Inna sprawa, że niestety koszty produkcji HVO są stosunkowo wysokie i wyższe od kosztów wytworzenia oleju napędowego. Widać to zresztą po cenach na dystrybutorach - 9 zł za litr alternatywy dla diesla nie brzmi jakoś przesadnie kusząco.
Albo nie ma z kuszeniem wręcz nic wspólnego.
Ale mogę zatankować HVO do swojego auta?
Jeśli mamy auto zasilane benzyną - no to nie.
Jeśli mamy diesla - to... to zależy.
HVO tworzone jest jako syntetyczna alternatywa właśnie dla oleju napędowego i wielu producentów już teraz deklaruje, że jego silniki wysokoprężne są zgodne z tym paliwem. BMW od kilku lat nie tylko dopuszcza tankowanie HVO w swoich autach, ale też w niektórych fabrykach "fabrycznie" tankuje nim nowe egzemplarze. Citroen podaje, że wszystkie auta osobowe (i lekkie dostawcze) całej grupy Stellantis produkowane obecnie są z tym paliwem zgodne - i zgodnych jest "wiele pojazdów" z silnikami Diesla, które spełniają normy Euro 5 i 6. Mowa więc o autach, które mają już kilkanaście lat.
I tak można w sumie o większości producentów. Przykładowo Audi już kilka lat temu dopuszczało tankowanie HVO w swoich V6 i znów - nowe auta będą teraz wyjeżdżać z fabryk właśnie z tym paliwem w baku.
Mam diesla - to mogę tankować czy nie?
Na dobrą sprawę - jest na to szansa, ale najlepiej sprawdzić. Najłatwiej - zerkając na korek wlewu paliwa i szukając symbolu XLT. Jeśli go nie ma, a naprawdę chcemy zapłacić 9 zł za litr, musimy albo zapytać u producenta czy innego importera, albo poszukać w sieci.
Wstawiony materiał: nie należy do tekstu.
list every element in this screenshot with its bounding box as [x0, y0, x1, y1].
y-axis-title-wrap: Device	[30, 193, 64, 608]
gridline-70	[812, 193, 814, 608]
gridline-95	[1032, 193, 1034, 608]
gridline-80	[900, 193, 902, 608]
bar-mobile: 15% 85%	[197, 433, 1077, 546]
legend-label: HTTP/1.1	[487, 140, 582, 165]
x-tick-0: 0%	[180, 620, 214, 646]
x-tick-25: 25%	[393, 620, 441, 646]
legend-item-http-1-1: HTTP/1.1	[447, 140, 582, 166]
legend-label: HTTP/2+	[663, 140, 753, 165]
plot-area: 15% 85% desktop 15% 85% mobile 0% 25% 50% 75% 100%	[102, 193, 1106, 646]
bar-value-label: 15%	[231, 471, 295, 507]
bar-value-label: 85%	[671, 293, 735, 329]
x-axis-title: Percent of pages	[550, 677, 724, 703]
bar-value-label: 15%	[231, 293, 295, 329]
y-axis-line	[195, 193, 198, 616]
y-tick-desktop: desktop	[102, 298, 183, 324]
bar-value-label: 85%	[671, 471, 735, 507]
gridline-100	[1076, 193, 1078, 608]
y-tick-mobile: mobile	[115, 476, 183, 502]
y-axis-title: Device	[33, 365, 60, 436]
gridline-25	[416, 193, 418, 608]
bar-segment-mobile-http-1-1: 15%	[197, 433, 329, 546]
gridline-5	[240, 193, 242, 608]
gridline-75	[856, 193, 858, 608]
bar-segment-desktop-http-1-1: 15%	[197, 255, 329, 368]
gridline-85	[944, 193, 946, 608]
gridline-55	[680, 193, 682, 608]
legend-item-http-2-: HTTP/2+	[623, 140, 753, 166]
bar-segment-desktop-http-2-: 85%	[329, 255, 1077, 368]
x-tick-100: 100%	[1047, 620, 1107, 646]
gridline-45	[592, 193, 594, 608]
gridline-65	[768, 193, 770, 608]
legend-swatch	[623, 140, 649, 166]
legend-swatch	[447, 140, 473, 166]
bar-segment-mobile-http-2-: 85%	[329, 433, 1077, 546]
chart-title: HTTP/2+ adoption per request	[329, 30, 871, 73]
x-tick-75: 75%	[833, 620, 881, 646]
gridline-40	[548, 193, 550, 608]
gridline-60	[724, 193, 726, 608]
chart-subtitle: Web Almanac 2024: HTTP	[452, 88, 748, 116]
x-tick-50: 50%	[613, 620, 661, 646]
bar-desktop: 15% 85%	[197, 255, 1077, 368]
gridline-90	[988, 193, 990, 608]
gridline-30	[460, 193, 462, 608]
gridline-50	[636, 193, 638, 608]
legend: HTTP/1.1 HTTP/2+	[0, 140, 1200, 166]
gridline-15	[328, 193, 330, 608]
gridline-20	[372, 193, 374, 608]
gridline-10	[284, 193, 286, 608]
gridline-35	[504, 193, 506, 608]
W przypadku mojej wiekowej już Alfy 159 z 2.0 JTDM - wychodzi na to, że - przynajmniej oficjalnie - tak niezbyt. Zgodnie z komunikatem prasowym wysokoprężne 2.0 wprawdzie łapie się na listę, ale nie aż tak stare (2011 rok). Wzmianka jest tylko o wersjach spełniających normę Euro 6.
Więc może i lepiej, że wybrałem na stacji bezpieczną opcję - wliczając w to też bezpieczeństwo finansowe.